Что же делать? «Молчать, забыть…» – так всегда поучают пожилые женщины. Она вскочила в диком отчаянии: она знала, что не забудет, не справится с собой. Когда наступят эти дни, которые мерещились ей в мрачном будущем, – …она задохнется от муки. Вероятно, в этом и есть смысл совета: «Молчать, забыть…» Разве можно забыть эту голову, эти глаза, улыбку, этот голос? Есть ли на земле такая сила, такое средство? Она знала, что такой силы нет на земле, и неоткуда ей взяться. Как вырвать из души весь ее мир, как лишить ее жизни?
И она снова искала выход… Принимала странные, невероятные решения, при одной мысли о которых минуту назад мороз подирал по коже, а сейчас они казались ей вполне естественными. Но один миг – и перед ней, как стена вырастала действительность. Замыкался заколдованный круг, жизненные путы сковывали, как кандалы.

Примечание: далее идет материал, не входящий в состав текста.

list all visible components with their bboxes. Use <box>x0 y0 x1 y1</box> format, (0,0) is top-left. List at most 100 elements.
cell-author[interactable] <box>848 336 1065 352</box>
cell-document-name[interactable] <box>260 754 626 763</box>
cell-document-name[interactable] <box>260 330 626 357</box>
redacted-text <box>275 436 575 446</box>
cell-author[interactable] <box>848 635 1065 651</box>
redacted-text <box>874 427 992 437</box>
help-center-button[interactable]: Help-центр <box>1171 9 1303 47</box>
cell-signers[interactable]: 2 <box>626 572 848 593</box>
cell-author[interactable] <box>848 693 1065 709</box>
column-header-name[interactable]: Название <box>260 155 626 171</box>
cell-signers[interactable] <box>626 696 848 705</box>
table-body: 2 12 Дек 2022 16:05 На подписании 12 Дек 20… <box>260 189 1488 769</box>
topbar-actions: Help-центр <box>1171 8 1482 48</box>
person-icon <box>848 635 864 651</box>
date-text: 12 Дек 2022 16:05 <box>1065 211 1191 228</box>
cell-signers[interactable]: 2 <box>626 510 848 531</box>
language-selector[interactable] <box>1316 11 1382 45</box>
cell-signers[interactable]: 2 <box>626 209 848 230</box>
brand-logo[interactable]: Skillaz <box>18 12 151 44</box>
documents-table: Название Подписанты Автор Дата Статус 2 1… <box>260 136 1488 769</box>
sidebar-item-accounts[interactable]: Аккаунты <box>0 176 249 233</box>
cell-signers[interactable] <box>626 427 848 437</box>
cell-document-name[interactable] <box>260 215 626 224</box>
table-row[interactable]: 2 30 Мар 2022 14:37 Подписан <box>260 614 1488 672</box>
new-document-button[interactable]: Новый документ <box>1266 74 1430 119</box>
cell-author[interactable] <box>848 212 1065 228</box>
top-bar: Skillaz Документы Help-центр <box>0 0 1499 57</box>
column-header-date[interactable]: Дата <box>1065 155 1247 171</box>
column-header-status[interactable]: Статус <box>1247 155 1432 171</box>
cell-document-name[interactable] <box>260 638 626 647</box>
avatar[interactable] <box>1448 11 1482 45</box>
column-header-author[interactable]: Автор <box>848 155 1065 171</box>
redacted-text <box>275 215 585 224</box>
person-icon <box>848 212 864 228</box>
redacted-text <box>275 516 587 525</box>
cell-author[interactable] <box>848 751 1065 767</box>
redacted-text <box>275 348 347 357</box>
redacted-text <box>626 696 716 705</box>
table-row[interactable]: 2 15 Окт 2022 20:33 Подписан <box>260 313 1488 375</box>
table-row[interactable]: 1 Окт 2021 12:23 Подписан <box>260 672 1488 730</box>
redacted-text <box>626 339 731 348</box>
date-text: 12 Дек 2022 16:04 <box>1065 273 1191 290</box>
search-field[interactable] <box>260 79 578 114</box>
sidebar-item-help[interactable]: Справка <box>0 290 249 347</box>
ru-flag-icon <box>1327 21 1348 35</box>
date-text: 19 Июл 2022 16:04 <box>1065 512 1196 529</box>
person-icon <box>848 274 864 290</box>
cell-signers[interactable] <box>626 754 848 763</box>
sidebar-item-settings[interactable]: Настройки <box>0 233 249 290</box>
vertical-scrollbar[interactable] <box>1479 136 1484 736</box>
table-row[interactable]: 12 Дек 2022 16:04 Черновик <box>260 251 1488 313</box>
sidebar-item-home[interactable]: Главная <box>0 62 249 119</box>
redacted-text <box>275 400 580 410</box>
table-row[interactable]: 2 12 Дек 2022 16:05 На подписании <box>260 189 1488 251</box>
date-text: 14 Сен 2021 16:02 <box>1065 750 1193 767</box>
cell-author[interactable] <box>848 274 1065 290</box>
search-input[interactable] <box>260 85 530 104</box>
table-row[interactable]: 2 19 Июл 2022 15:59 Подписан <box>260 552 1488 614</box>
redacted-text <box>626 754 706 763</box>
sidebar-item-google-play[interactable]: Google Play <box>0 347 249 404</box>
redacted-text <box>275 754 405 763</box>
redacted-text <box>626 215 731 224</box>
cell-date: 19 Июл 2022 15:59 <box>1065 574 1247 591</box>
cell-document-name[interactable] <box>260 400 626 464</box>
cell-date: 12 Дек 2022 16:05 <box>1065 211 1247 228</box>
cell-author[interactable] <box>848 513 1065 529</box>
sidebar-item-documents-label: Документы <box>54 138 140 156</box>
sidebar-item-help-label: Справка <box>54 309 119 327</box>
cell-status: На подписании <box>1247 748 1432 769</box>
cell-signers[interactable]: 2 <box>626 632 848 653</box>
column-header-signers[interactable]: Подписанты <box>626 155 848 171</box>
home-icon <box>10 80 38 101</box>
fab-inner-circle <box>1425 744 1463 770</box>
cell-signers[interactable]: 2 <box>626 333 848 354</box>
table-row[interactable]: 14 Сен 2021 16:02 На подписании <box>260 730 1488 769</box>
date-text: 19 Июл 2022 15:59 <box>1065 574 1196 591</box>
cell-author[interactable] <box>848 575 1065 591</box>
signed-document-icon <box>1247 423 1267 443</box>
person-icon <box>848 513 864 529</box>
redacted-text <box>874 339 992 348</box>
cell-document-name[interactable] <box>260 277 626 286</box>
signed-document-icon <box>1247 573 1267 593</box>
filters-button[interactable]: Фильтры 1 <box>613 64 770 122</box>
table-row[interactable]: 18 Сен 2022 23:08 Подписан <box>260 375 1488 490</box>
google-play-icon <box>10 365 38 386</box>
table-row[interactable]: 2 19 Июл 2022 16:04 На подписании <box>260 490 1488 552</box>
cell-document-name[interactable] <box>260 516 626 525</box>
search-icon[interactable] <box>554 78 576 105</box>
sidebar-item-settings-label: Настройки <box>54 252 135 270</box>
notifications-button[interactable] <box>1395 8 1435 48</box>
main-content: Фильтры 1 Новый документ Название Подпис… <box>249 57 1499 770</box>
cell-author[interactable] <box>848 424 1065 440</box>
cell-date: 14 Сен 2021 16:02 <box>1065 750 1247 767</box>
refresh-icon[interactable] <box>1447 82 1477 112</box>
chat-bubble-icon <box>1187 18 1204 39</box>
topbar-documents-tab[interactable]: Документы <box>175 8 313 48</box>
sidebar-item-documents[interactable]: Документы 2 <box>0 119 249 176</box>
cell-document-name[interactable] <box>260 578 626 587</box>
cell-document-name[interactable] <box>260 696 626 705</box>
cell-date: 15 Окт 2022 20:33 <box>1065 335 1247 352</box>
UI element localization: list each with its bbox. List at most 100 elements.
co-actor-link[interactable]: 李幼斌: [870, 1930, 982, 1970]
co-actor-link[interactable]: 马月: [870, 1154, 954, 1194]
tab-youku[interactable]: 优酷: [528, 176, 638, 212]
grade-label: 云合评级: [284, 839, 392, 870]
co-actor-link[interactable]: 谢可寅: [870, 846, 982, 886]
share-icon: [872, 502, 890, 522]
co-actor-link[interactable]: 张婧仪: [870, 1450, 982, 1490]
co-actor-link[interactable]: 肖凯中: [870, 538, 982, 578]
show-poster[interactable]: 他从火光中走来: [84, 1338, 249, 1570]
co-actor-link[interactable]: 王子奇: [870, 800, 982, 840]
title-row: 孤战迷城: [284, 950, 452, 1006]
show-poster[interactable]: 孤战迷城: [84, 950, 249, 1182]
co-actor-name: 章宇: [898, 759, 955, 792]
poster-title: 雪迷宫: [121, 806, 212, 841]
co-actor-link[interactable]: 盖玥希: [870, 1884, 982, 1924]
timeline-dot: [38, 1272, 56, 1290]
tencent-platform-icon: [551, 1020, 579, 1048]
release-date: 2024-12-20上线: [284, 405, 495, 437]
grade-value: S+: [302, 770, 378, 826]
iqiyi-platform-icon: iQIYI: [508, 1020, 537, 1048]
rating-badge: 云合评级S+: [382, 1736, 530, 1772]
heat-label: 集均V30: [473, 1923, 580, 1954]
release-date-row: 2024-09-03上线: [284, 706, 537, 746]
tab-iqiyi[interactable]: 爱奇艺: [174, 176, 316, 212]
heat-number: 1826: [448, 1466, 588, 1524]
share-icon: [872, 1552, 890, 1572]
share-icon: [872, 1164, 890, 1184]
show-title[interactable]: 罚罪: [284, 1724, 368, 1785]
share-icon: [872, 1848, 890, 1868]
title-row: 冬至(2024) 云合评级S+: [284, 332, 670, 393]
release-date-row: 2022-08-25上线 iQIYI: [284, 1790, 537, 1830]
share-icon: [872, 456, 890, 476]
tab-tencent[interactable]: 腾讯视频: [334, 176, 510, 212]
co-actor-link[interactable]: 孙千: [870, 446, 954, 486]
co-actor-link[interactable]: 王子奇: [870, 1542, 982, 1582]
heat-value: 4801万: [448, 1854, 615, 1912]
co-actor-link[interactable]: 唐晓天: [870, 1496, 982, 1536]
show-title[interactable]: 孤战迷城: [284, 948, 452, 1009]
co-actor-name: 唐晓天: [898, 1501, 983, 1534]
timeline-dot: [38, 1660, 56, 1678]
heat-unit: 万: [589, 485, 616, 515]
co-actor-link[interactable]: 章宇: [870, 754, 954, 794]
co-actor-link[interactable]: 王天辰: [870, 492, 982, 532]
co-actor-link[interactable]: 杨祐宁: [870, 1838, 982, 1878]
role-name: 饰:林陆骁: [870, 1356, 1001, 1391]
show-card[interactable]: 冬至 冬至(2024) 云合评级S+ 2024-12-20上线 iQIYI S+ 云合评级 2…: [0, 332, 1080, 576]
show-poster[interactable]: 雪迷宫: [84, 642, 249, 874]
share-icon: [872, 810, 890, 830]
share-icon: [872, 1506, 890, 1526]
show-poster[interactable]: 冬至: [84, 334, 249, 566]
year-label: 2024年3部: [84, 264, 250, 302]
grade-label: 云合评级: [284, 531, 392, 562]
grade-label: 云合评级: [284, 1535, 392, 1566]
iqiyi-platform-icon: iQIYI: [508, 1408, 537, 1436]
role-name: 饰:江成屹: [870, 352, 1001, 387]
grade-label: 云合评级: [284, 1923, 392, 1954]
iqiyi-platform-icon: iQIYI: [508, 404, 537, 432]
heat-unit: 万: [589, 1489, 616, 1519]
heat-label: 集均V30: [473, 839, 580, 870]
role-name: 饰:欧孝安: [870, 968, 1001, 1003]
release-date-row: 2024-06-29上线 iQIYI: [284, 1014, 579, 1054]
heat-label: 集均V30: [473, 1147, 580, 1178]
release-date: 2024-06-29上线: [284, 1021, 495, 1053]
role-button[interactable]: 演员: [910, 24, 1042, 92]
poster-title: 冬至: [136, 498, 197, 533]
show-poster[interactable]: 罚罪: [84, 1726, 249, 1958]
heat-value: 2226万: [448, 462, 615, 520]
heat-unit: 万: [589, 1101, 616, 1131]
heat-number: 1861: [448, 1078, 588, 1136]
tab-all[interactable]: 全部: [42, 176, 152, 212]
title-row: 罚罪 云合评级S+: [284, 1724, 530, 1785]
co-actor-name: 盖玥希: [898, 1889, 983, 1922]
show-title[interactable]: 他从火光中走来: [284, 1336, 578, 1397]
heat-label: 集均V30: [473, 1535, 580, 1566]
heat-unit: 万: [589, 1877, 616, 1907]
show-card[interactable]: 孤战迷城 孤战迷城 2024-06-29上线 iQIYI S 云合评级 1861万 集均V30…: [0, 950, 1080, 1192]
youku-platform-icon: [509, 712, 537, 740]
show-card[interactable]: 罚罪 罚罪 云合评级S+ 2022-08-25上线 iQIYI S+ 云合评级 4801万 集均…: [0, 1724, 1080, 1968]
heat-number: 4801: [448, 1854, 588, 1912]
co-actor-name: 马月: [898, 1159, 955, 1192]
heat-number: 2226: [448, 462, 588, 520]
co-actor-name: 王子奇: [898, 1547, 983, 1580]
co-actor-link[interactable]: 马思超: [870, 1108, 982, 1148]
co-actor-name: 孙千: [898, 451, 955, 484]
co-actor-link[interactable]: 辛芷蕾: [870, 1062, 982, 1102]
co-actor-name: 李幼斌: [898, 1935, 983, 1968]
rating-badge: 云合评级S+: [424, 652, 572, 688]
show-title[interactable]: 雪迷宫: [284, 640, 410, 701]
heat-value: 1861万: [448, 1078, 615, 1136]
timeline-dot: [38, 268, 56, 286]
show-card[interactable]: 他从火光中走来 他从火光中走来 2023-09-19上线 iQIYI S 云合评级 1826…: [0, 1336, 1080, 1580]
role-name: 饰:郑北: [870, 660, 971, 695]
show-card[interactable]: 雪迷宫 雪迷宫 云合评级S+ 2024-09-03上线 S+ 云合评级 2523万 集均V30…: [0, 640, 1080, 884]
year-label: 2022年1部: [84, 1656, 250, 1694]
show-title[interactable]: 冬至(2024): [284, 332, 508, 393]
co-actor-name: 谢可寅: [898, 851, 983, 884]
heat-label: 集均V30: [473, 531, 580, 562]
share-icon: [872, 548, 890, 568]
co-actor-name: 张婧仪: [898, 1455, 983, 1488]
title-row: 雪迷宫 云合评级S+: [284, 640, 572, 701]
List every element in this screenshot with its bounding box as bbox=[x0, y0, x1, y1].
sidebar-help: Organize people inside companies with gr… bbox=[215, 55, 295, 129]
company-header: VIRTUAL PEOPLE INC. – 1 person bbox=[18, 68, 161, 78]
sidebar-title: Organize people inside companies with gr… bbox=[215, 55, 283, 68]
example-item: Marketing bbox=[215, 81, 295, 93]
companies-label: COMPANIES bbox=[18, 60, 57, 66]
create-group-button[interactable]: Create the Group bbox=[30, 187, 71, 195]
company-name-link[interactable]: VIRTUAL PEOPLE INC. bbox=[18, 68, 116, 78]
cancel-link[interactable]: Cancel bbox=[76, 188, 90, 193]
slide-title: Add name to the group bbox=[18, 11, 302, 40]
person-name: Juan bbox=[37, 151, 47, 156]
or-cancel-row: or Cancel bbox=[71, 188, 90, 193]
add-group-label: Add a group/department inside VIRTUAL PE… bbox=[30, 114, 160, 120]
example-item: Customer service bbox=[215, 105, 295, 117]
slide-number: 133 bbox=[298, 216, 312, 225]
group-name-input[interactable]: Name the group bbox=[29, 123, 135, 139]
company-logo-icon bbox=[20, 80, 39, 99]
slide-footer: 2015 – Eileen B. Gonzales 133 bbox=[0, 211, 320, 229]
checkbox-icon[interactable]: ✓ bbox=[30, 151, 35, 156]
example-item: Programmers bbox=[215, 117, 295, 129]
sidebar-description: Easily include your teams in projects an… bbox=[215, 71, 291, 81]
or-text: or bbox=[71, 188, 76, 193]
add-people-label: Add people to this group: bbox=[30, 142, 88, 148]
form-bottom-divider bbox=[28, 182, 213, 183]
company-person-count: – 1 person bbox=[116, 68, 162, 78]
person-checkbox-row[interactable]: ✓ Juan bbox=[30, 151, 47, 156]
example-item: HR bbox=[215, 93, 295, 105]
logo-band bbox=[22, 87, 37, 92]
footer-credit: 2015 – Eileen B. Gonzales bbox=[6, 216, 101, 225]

Как быть с любовью к отцу? Растоптать ее, оттолкнуть? Он приедет ночью и не застанет дочери. Щепан сообщит ему – так, мол, и так: не убили ее враги, не изнасиловали солдаты – это он пережил бы ради святого дела с мужеством воина, положившись на суд божий. Нет, она мерзко спуталась с повстанцем. Убежала с ним и где-то таскается… И вот отцовская любовь, это естественное, простое, как дыхание, чувство, представилось ей злом, насилием и деспотизмом. О горе, горе! Как ей могла прийти в голову такая ужасная мысль и как ей покарать себя, как осудить? И в тот момент, когда она уже готова была растоптать, вырвать это чудовище, наплывало воспоминание, и она снова предавалась грезам. Ей являлись чудесные картины – вот она поехала с ним, своим супругом, в далекие чужие счастливые края. Нет уже коварных злодеяний, чинимых ночью на дорогах, на площадях, в домах на поруганной земле, которые колотятся в окна и нарушают сон людей! Нет больше пыток унижения, горечи стыда, трепещущей под взглядами чужеземных солдат женской наготы!.. Она протянула руки к счастью, которое было тут же, за притворенной дверью.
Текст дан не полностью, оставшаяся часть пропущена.